A while back, there was some media hoo-hah about the possibility of this actually happening at the RHIC, but in actuality the chances of a stable strangelet forming are pretty much zero.
Earth's final resting place: a huge glob of strange matter.
8 - Sucked into a microscopic black hole - Feasibility rating: 2/10
You will need: a microscopic black hole. Note that black holes are not eternal, they evaporate due to Hawking radiation. For your average black hole this takes an unimaginable amount of time, but for really small ones it could happen almost instantaneously, as evaporation time is dependent on mass. Therefore you microscopic black hole must have greater than a certain threshold mass, roughly equal to the mass of Mount Everest. Creating a microscopic black hole is tricky, since one needs a reasonable amount of neutronium, but may possibly be achievable by jamming large numbers of atomic nuclei together until they stick. This is left as an exercise to the reader.

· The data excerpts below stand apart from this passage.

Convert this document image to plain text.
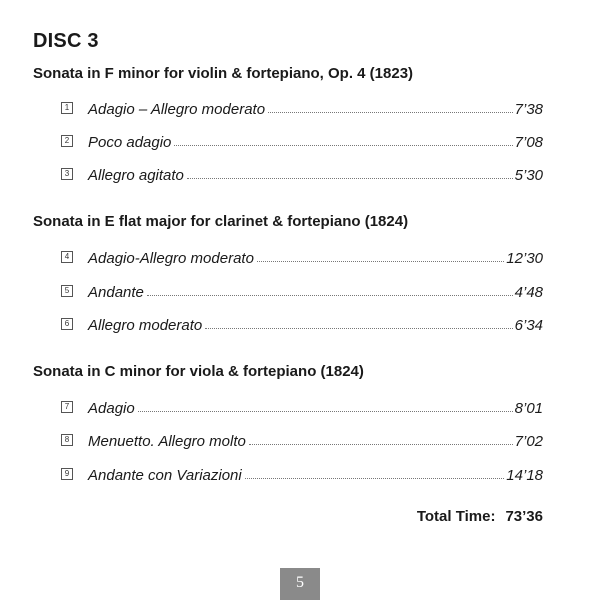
DISC 3
Sonata in F minor for violin & fortepiano, Op. 4 (1823)
1 Adagio – Allegro moderato	7’38
2 Poco adagio	7’08
3 Allegro agitato	5’30
Sonata in E flat major for clarinet & fortepiano (1824)
4 Adagio-Allegro moderato	12’30
5 Andante	4’48
6 Allegro moderato	6’34
Sonata in C minor for viola & fortepiano (1824)
7 Adagio	8’01
8 Menuetto. Allegro molto	7’02
9 Andante con Variazioni	14’18
Total Time: 73’36
5
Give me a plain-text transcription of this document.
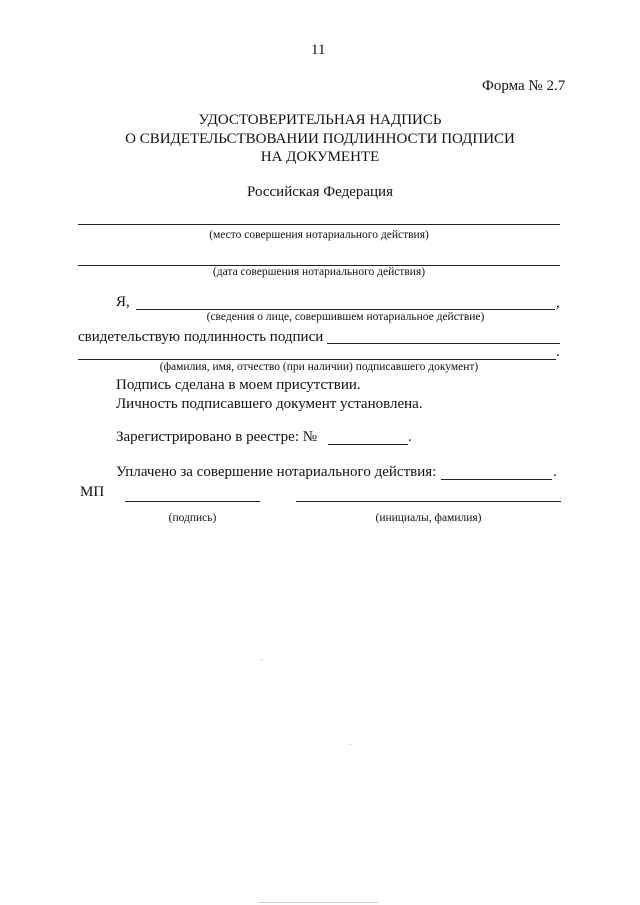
11
Форма № 2.7
УДОСТОВЕРИТЕЛЬНАЯ НАДПИСЬ
О СВИДЕТЕЛЬСТВОВАНИИ ПОДЛИННОСТИ ПОДПИСИ
НА ДОКУМЕНТЕ
Российская Федерация
(место совершения нотариального действия)
(дата совершения нотариального действия)
Я,	,
(сведения о лице, совершившем нотариальное действие)
свидетельствую подлинность подписи
.
(фамилия, имя, отчество (при наличии) подписавшего документ)
Подпись сделана в моем присутствии.
Личность подписавшего документ установлена.
Зарегистрировано в реестре: №	.
Уплачено за совершение нотариального действия:	.
МП
(подпись)	(инициалы, фамилия)
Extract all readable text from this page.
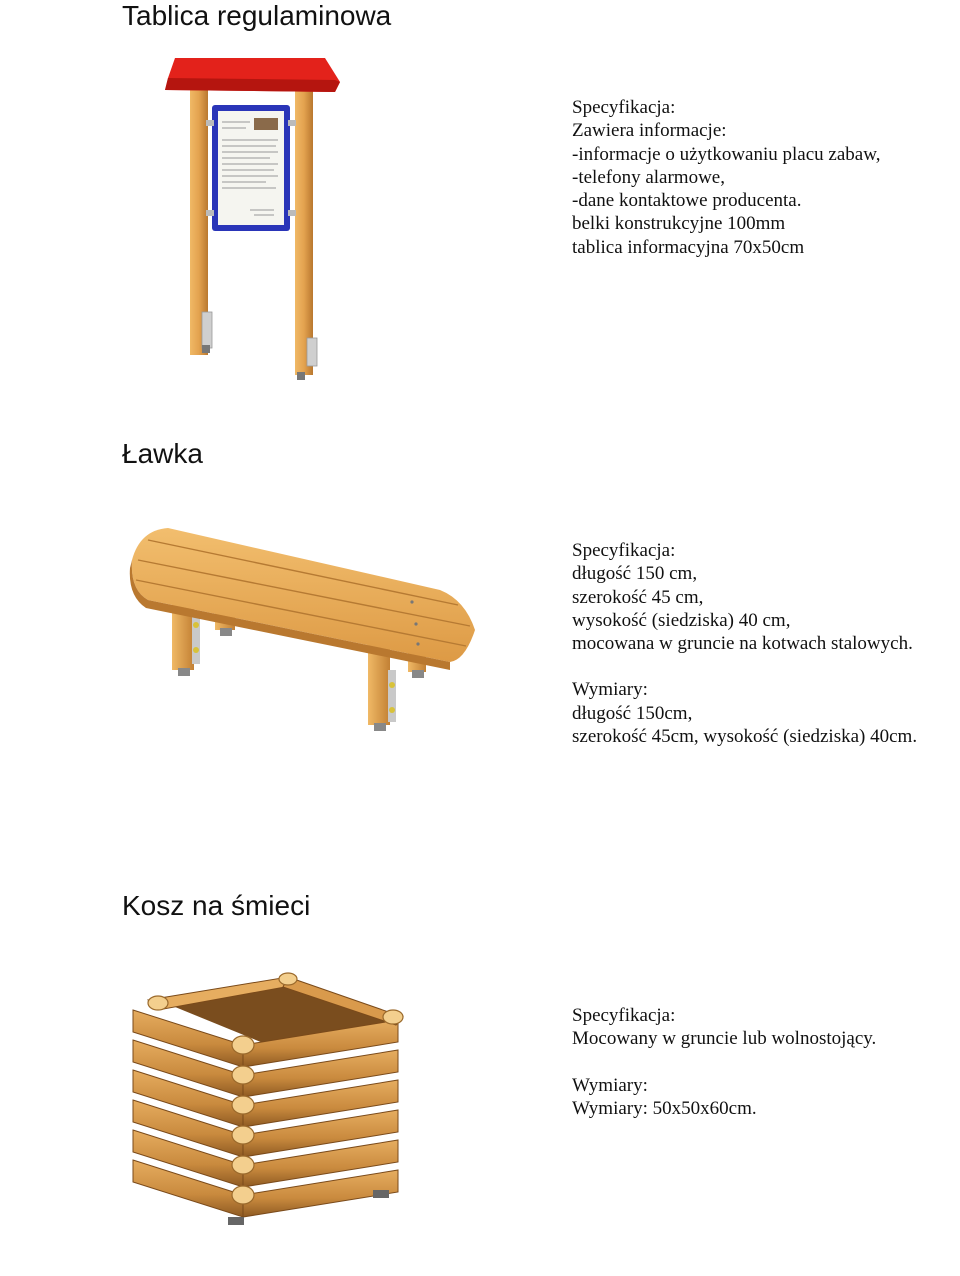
Tablica regulaminowa
Specyfikacja:
Zawiera informacje:
-informacje o użytkowaniu placu zabaw,
-telefony alarmowe,
-dane kontaktowe producenta.
belki konstrukcyjne 100mm
tablica informacyjna 70x50cm
Ławka
Specyfikacja:
długość 150 cm,
szerokość 45 cm,
wysokość (siedziska) 40 cm,
mocowana w gruncie na kotwach stalowych.
Wymiary:
długość 150cm,
szerokość 45cm, wysokość (siedziska) 40cm.
Kosz na śmieci
Specyfikacja:
Mocowany w gruncie lub wolnostojący.
Wymiary:
Wymiary: 50x50x60cm.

Method: simply place your black hole on the surface of the Earth and wait. Black holes are of such high density that they pass through ordinary matter like a stone through the air. The black hole will plummet through the ground, eating its way to the center of the Earth and all the way through to the other side: then, it'll oscillate back, over and over like a matter-absorbing pendulum. Eventually it will come to rest at the core, having absorbed enough matter to slow it down. Then you just need to wait, while it sits and consumes matter until the whole Earth is gone.
Highly, highly unlikely. But not impossible.
Earth's final resting place: a singularity of almost zero size, which will then proceed to happily orbit the Sun as normal.
7 - Blown up by matter/antimatter reaction - Feasibility rating: 5/10
You will need: 2,500,000,000,000 tons of antimatter
Antimatter - the most explosive substance possible - can be manufactured in small quantities using any large particle accelerator, but this will take some considerable time to produce the required amounts. If you can create the appropriate machinery, it may be possible - and much easier - simply to "flip" 2.5 trillion tons of matter through a fourth dimension, turning it all to antimatter at once.
Method: This method involves detonating a bomb so big that it blasts the Earth to pieces.
How hard is that?
The gravitational binding energy of a planet of mass M and radius R is - if you do the lengthy calculations - given by the formula E=(3/5)GM^2/R. For Earth, that works out to roughly 224,000,000,000,000,000,000,000,000,000,000 Joules. The Sun takes nearly a WEEK to output that much energy. Think about THAT.
To liberate that much energy requires the complete annihilation of around 2,500,000,000,000 tonnes of antimatter. That's assuming zero energy loss to heat and radiation, which is unlikely to be the case in reality: You'll probably need to up the dose by at least a factor of ten. Once you've generated your antimatter, probably in space, just launch it en masse towards Earth. The resulting release of energy (obeying Einstein's famous mass-energy equation, E=mc^2) should be sufficient to split the Earth into a thousand pieces.
Earth's final resting place: A second asteroid belt around the Sun.
Earliest feasible completion date: AD 2500. Of course, if it does prove possible to manufacture antimatter in the sufficiently large quantities you require - which is not necessarily the case - then smaller antimatter bombs will be around long before then.